Baltimore's primary care landscape splits broadly between hospital-affiliated group practices and independent physicians. Group practices run by Johns Hopkins, University of Maryland, and MedStar typically operate on high-volume schedules with 15- to 20-minute slots and use hospitalist teams for inpatient care, creating fragmentation between outpatient and hospital settings. Dr. Merani's independent model means she maintains continuity through hospital admissions when possible and does not operate under metrics tied to referral volume or procedure counts, which can shape care recommendations at larger systems. Independent practices like Merani's are less common in Baltimore than they were ten years ago; most internists have consolidated into employment relationships with the three major systems. For patients seeking a primary care physician who spends time and maintains independent judgment, independent practitioners remain a limited option. Larger practices offer broader evening and weekend hours, which Merani's solo model does not.

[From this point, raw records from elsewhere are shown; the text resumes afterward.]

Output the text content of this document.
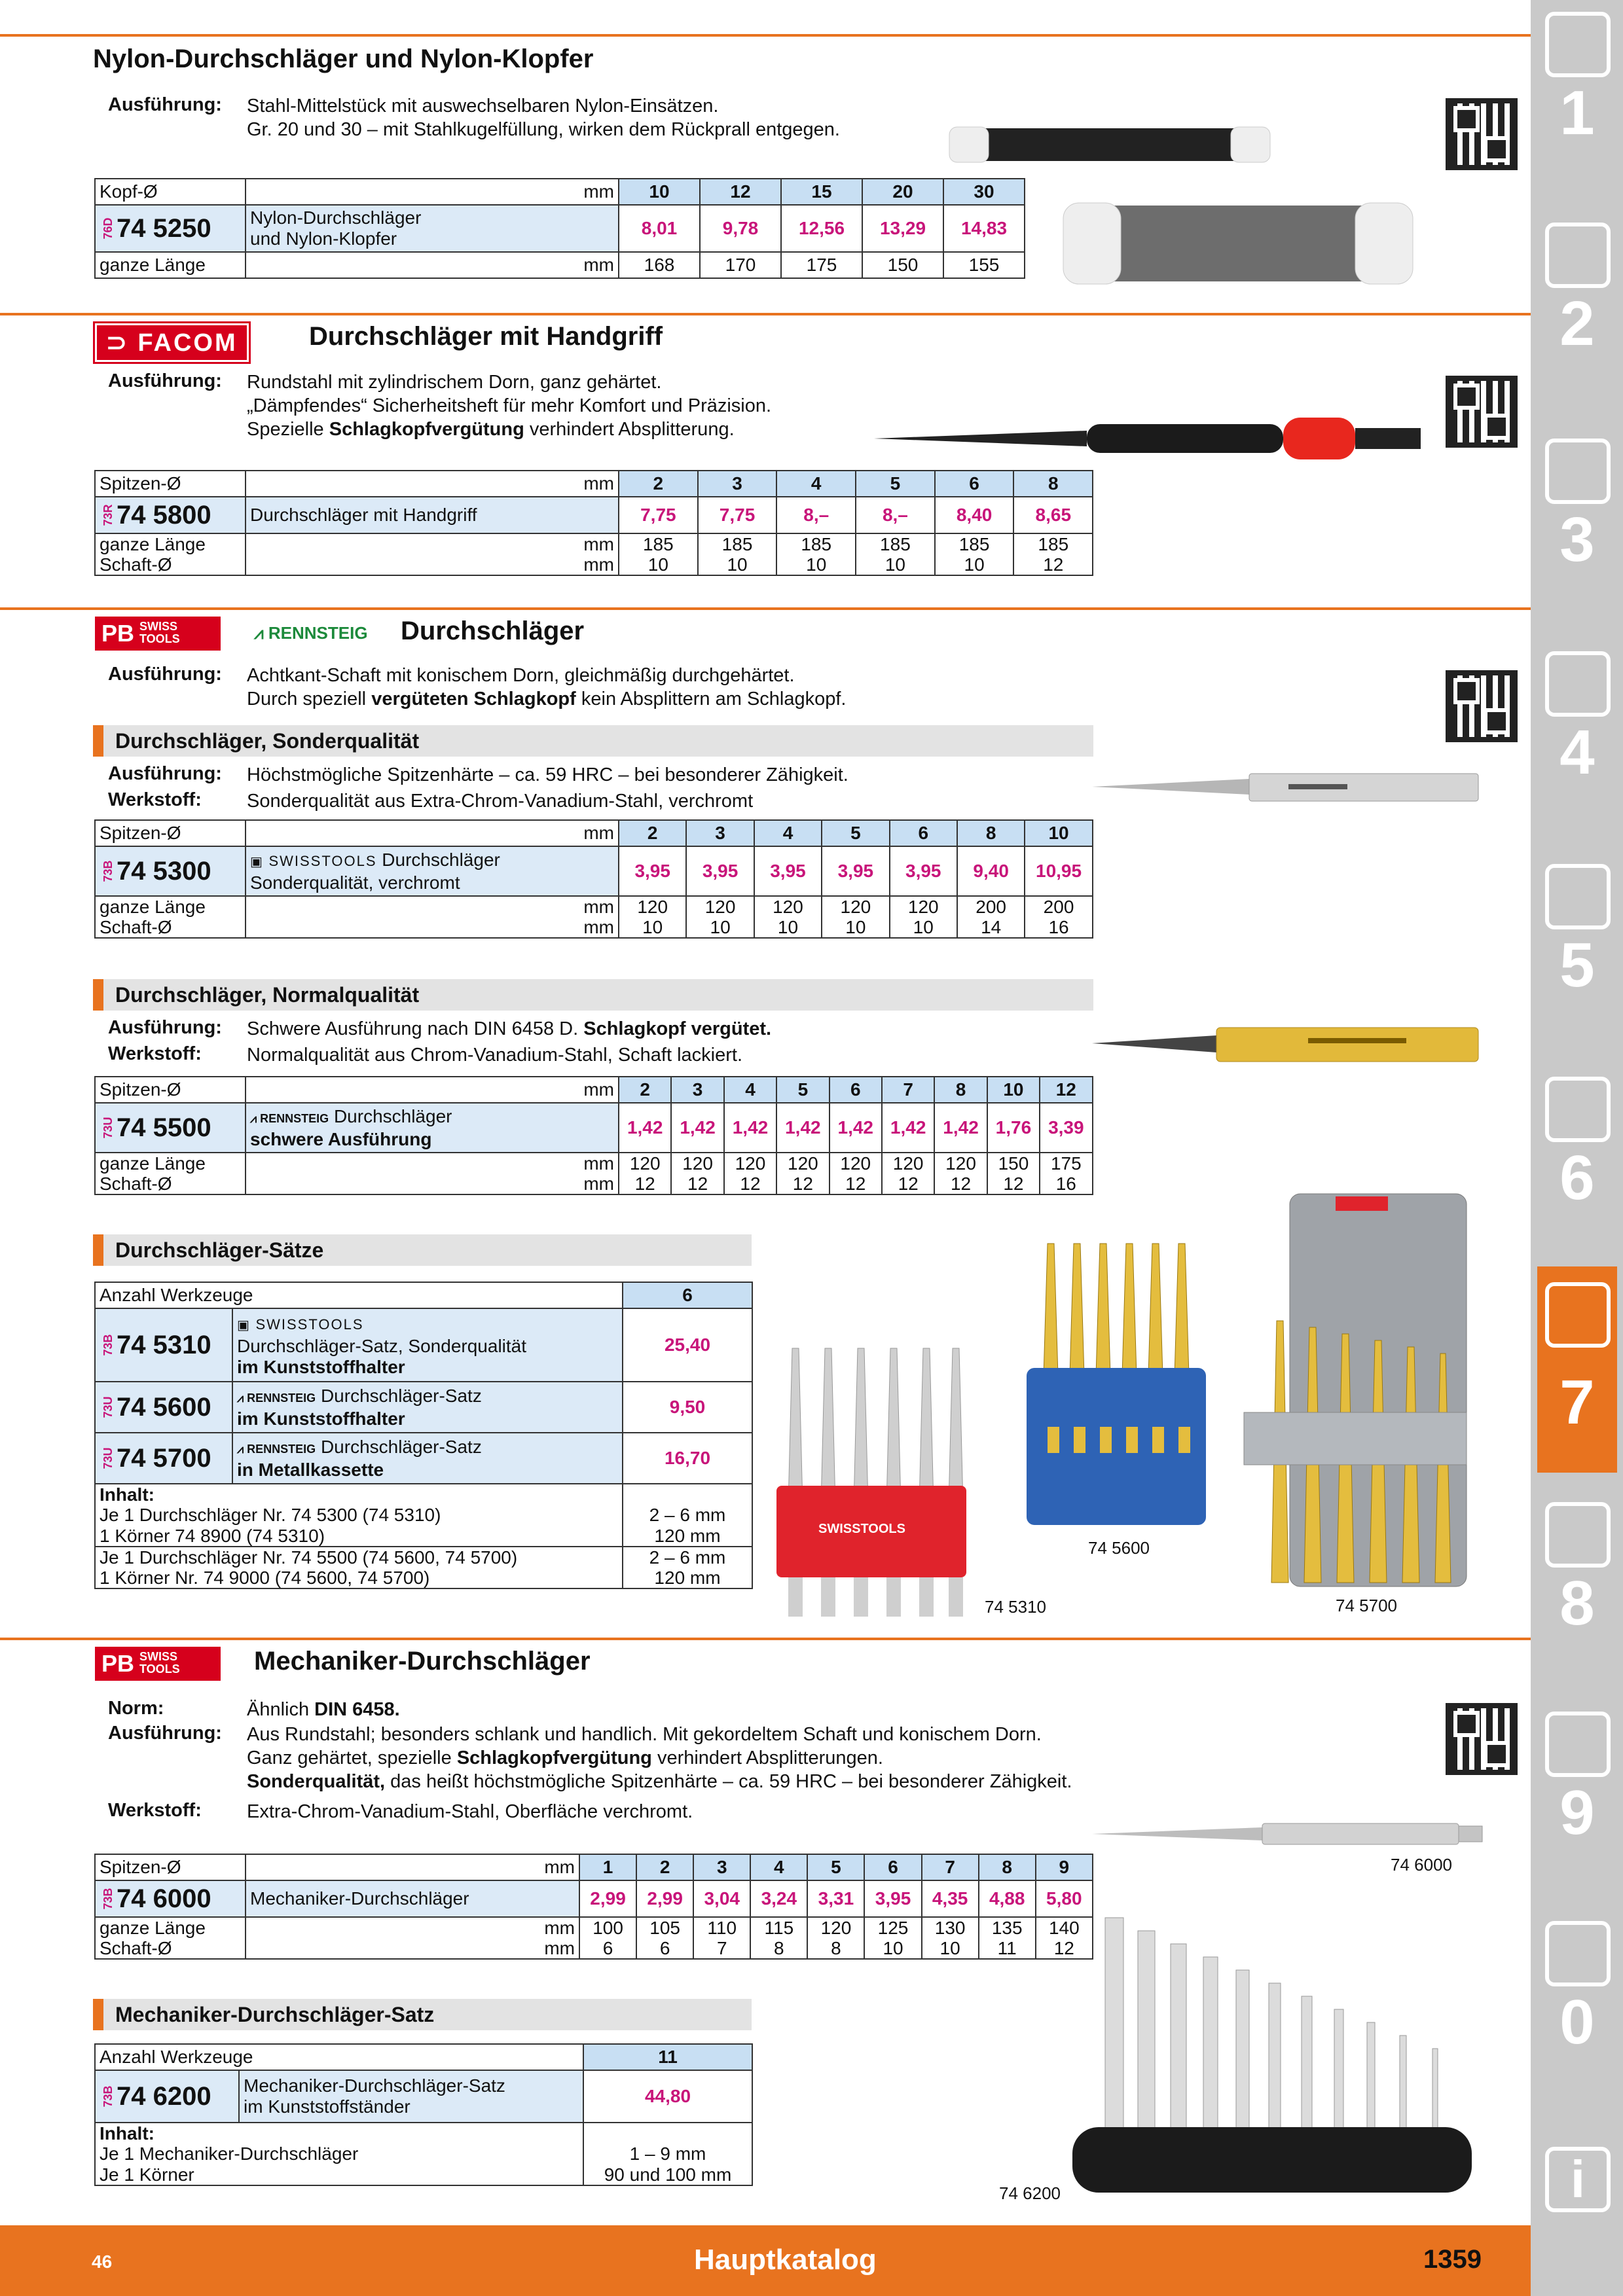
Nylon-Durchschläger und Nylon-Klopfer
Ausführung: Stahl-Mittelstück mit auswechselbaren Nylon-Einsätzen.
Gr. 20 und 30 – mit Stahlkugelfüllung, wirken dem Rückprall entgegen.
Kopf-Ø	mm	10	12	15	20	30

76D 74 5250	Nylon-Durchschläger
und Nylon-Klopfer	8,01	9,78	12,56	13,29	14,83
ganze Länge	mm	168	170	175	150	155
⊃ FACOM	Durchschläger mit Handgriff
Ausführung: Rundstahl mit zylindrischem Dorn, ganz gehärtet.
„Dämpfendes“ Sicherheitsheft für mehr Komfort und Präzision.
Spezielle Schlagkopfvergütung verhindert Absplitterung.
Spitzen-Ø	mm	2	3	4	5	6	8

73R 74 5800	Durchschläger mit Handgriff	7,75	7,75	8,–	8,–	8,40	8,65
ganze Länge	mm	185	185	185	185	185	185
Schaft-Ø	mm	10	10	10	10	10	12
PB SWISS
TOOLS	⩘ RENNSTEIG Durchschläger
Ausführung: Achtkant-Schaft mit konischem Dorn, gleichmäßig durchgehärtet.
Durch speziell vergüteten Schlagkopf kein Absplittern am Schlagkopf.
Durchschläger, Sonderqualität
Ausführung: Höchstmögliche Spitzenhärte – ca. 59 HRC – bei besonderer Zähigkeit.
Werkstoff: Sonderqualität aus Extra-Chrom-Vanadium-Stahl, verchromt
Spitzen-Ø	mm	2	3	4	5	6	8	10

73B 74 5300	▣ SWISSTOOLS Durchschläger
Sonderqualität, verchromt	3,95	3,95	3,95	3,95	3,95	9,40	10,95
ganze Länge	mm	120	120	120	120	120	200	200
Schaft-Ø	mm	10	10	10	10	10	14	16
Durchschläger, Normalqualität
Ausführung: Schwere Ausführung nach DIN 6458 D. Schlagkopf vergütet.
Werkstoff: Normalqualität aus Chrom-Vanadium-Stahl, Schaft lackiert.
Spitzen-Ø	mm	2	3	4	5	6	7	8	10	12

73U 74 5500	⩘ RENNSTEIG Durchschläger
schwere Ausführung	1,42	1,42	1,42	1,42	1,42	1,42	1,42	1,76	3,39
ganze Länge	mm	120	120	120	120	120	120	120	150	175
Schaft-Ø	mm	12	12	12	12	12	12	12	12	16
Durchschläger-Sätze
Anzahl Werkzeuge		6

73B 74 5310	▣ SWISSTOOLS
Durchschläger-Satz, Sonderqualität
im Kunststoffhalter	25,40

73U 74 5600	⩘ RENNSTEIG Durchschläger-Satz
im Kunststoffhalter	9,50

73U 74 5700	⩘ RENNSTEIG Durchschläger-Satz
in Metallkassette	16,70
Inhalt:		
Je 1 Durchschläger Nr. 74 5300 (74 5310)		2 – 6 mm
1 Körner 74 8900 (74 5310)		120 mm
Je 1 Durchschläger Nr. 74 5500 (74 5600, 74 5700)		2 – 6 mm
1 Körner Nr. 74 9000 (74 5600, 74 5700)		120 mm
SWISSTOOLS
74 5310
74 5600
74 5700
PB SWISS
TOOLS	Mechaniker-Durchschläger
Norm:	Ähnlich DIN 6458.
Ausführung: Aus Rundstahl; besonders schlank und handlich. Mit gekordeltem Schaft und konischem Dorn.
Ganz gehärtet, spezielle Schlagkopfvergütung verhindert Absplitterungen.
Sonderqualität, das heißt höchstmögliche Spitzenhärte – ca. 59 HRC – bei besonderer Zähigkeit.
Werkstoff: Extra-Chrom-Vanadium-Stahl, Oberfläche verchromt.
74 6000
Spitzen-Ø	mm	1	2	3	4	5	6	7	8	9

73B 74 6000	Mechaniker-Durchschläger	2,99	2,99	3,04	3,24	3,31	3,95	4,35	4,88	5,80
ganze Länge	mm	100	105	110	115	120	125	130	135	140
Schaft-Ø	mm	6	6	7	8	8	10	10	11	12
Mechaniker-Durchschläger-Satz
Anzahl Werkzeuge		11

73B 74 6200	Mechaniker-Durchschläger-Satz
im Kunststoffständer	44,80
Inhalt:		
Je 1 Mechaniker-Durchschläger		1 – 9 mm
Je 1 Körner		90 und 100 mm
74 6200
1
2
3
4
5
6
7
8
9
0
i
46	Hauptkatalog	1359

Who This Practice Suits and Who It Does Not

Dr. Merani's practice works best for adult patients with complex medical histories, those managing multiple chronic conditions, or patients who value relationship continuity and unhurried evaluation over convenience scheduling. Her patient population tends to skew toward people age 45 and older, though younger adults with complicated presentations do use the practice. New-patient intake happens by phone screening first; she does not accept patients whose primary need is quick sick-visit access or those seeking walk-in urgent care. Her practice does not suit patients needing evening or Saturday hours, which she does not offer. It is also not appropriate for patients seeking coordination with integrated health systems where same-day referrals to in-house cardiology or rheumatology are common. Patients comfortable managing appointments weeks in advance and understanding that follow-up visits may take 3 to 6 weeks to schedule find her accessible; those needing next-day availability do not.

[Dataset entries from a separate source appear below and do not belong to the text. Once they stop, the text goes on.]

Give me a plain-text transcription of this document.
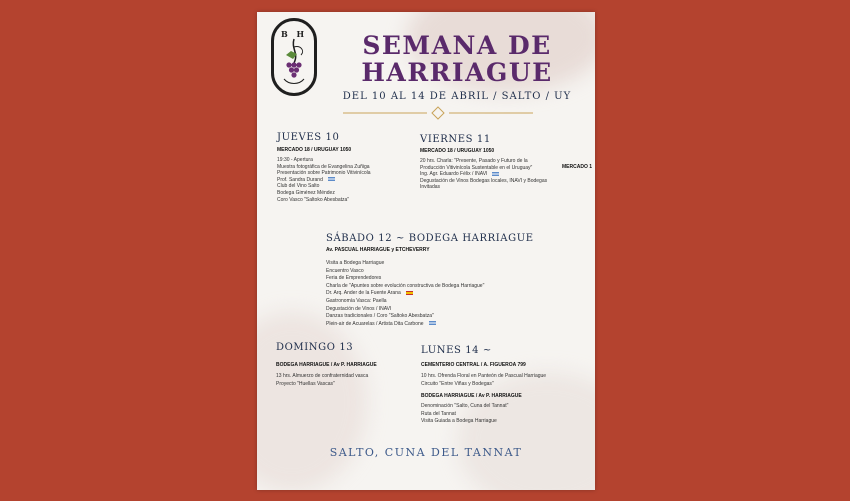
B H	SEMANA DE
HARRIAGUE
DEL 10 AL 14 DE ABRIL / SALTO / UY
JUEVES 10
MERCADO 18 / URUGUAY 1050
19:30 - Apertura
Muestra fotográfica de Evangelina Zuñiga
Presentación sobre Patrimonio Vitivinícola
Prof. Sandra Durand
Club del Vino Salto
Bodega Giménez Méndez
Coro Vasco "Saltoko Abesbatza"
VIERNES 11
MERCADO 18 / URUGUAY 1050
20 hrs. Charla: "Presente, Pasado y Futuro de la
Producción Vitivinícola Sustentable en el Uruguay"
Ing. Agr. Eduardo Félix / INAVI
Degustación de Vinos Bodegas locales, INAVI y Bodegas
Invitadas
MERCADO 1
SÁBADO 12 ~ BODEGA HARRIAGUE
Av. PASCUAL HARRIAGUE y ETCHEVERRY
Visita a Bodega Harriague
Encuentro Vasco
Feria de Emprendedores
Charla de "Apuntes sobre evolución constructiva de Bodega Harriague"
Dr. Arq. Ander de la Fuente Arana
Gastronomía Vasca: Paella
Degustación de Vinos / INAVI
Danzas tradicionales / Coro "Saltoko Abesbatza"
Plein-air de Acuarelas / Artista Dita Carbone
DOMINGO 13
BODEGA HARRIAGUE / Av P. HARRIAGUE
13 hrs. Almuerzo de confraternidad vasca
Proyecto "Huellas Vascas"
LUNES 14 ~
CEMENTERIO CENTRAL / A. FIGUEROA 799
10 hrs. Ofrenda Floral en Panteón de Pascual Harriague
Circuito "Entre Viñas y Bodegas"
BODEGA HARRIAGUE / Av P. HARRIAGUE
Denominación "Salto, Cuna del Tannat"
Ruta del Tannat
Visita Guiada a Bodega Harriague
SALTO, CUNA DEL TANNAT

What the First Appointment Involves

New patients complete a detailed intake form covering family history, medication and supplement use, past medical and surgical history, and functional status (ability to work, exercise, self-care). The 60-minute visit includes vital signs, a full physical examination, and narrative discussion of health concerns and preventive care goals. Dr. Merani typically does not order extensive lab work at the first visit without clinical indication; baseline labs are planned thoughtfully during or shortly after the initial appointment. Insurance information is verified before the visit. At the end, she provides a summary note and, if needed, referral recommendations. Many new patients report receiving a phone call after the first visit if she identified something requiring follow-up before the next scheduled appointment.

Hours, Location, and Logistics

Verify current office location and hours by phone before traveling; solo practices shift less frequently than groups, but confirmation is prudent. Standard office hours are generally Monday through Friday, 9 a.m. to 5 p.m., with limited or no same-day acute visit slots. Parking is available at or near the office; ask during the intake call. Prescriptions are sent electronically to pharmacies and managed by the practice's staff. Insurance acceptance varies; confirm coverage before booking, as independent practices often participate in fewer insurance networks than hospital systems do.

Dr. Merani's practice fills a gap in Baltimore's consolidated primary care market for patients seeking detailed, continuous care outside institutional constraints. For those who fit her model, the extended visit time and independent perspective deliver value that volume-driven group practices cannot match.